2. Dominique VERSINI rappelle que l’apport du Défenseur des enfants dépasse le
traitement des réclamations et s’inscrit dans une réflexion de société sur les
grandes questions concernant les enfants

En 3 ans elle a fait des propositions de réformes législatives sur des questions de
société reprises par le Gouvernement (le statut des tiers beaux-parents, la situation des
enfants dans les séparations parentales conflictuelles,…), des propositions
d’améliorations de politiques publiques (le rapport sur les Adolescents en souffrance
mis en application par la ministre de la Santé a entraîné la multiplication des Maisons
des adolescents et des équipes mobiles de pédopsychiatrie), des recommandations
relatives aux mineurs étrangers isolés, aux tests ADN, et à la justice des mineurs.

 

3. L’Institution du Défenseur des enfants contribue à porter la parole des enfants
au plus haut niveau de l’Etat

En 2009, a été réalisée une grande consultation nationale donnant la parole aux
collégiens et lycéens sur 10 sujets qui les concernent (famille, éducation,
discriminations, violences, justice, handicap, santé, expression et la participation ...).
Leurs 200 propositions, rassemblées dans un livre d’or de la parole des jeunes et
destinées au Président de la République et au Parlement, seront rendues publiques
par leurs porte-parole à la Sorbonne le 20 novembre 2009.

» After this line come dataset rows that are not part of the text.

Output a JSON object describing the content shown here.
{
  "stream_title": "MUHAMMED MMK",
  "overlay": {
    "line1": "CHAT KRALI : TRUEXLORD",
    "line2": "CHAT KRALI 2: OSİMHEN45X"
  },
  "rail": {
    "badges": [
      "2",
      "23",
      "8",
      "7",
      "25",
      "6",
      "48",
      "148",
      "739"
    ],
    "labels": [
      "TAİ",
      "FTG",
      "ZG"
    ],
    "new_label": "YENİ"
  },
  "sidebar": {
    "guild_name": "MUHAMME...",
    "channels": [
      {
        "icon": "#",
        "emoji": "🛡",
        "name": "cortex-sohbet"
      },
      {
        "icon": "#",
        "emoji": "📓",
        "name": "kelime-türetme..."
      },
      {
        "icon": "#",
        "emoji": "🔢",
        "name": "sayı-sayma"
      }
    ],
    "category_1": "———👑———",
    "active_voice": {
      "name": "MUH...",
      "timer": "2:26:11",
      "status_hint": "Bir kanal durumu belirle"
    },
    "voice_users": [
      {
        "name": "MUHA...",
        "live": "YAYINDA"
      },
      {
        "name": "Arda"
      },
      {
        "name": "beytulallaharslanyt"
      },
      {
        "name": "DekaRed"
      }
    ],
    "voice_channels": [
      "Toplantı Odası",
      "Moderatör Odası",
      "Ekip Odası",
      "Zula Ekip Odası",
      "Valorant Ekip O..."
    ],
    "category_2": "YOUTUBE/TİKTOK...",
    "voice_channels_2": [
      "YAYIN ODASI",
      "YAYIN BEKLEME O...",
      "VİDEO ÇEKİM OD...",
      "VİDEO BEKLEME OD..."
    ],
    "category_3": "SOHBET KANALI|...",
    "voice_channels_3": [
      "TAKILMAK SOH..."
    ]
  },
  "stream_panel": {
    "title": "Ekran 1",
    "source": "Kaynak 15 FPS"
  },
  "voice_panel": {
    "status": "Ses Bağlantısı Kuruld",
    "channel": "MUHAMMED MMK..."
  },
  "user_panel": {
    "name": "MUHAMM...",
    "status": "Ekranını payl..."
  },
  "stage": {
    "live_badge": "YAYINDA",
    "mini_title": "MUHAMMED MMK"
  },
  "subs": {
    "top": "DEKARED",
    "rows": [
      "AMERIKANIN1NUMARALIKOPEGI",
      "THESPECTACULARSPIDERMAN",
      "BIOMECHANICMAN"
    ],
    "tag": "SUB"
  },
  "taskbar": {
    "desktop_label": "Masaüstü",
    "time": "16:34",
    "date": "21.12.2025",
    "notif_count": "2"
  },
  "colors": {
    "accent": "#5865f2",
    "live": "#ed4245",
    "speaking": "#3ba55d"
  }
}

La Défenseure des enfants pense qu’il serait particulièrement opportun que le
Gouvernement vienne à cette occasion expliquer aux jeunes le nouveau dispositif
envisagé pour la défense de leurs droits.

 

 


4. Dominique VERSINI va assurer la Présidence du réseau européen des 35
Défenseurs des enfants (European Network of Ombudspeople for Children).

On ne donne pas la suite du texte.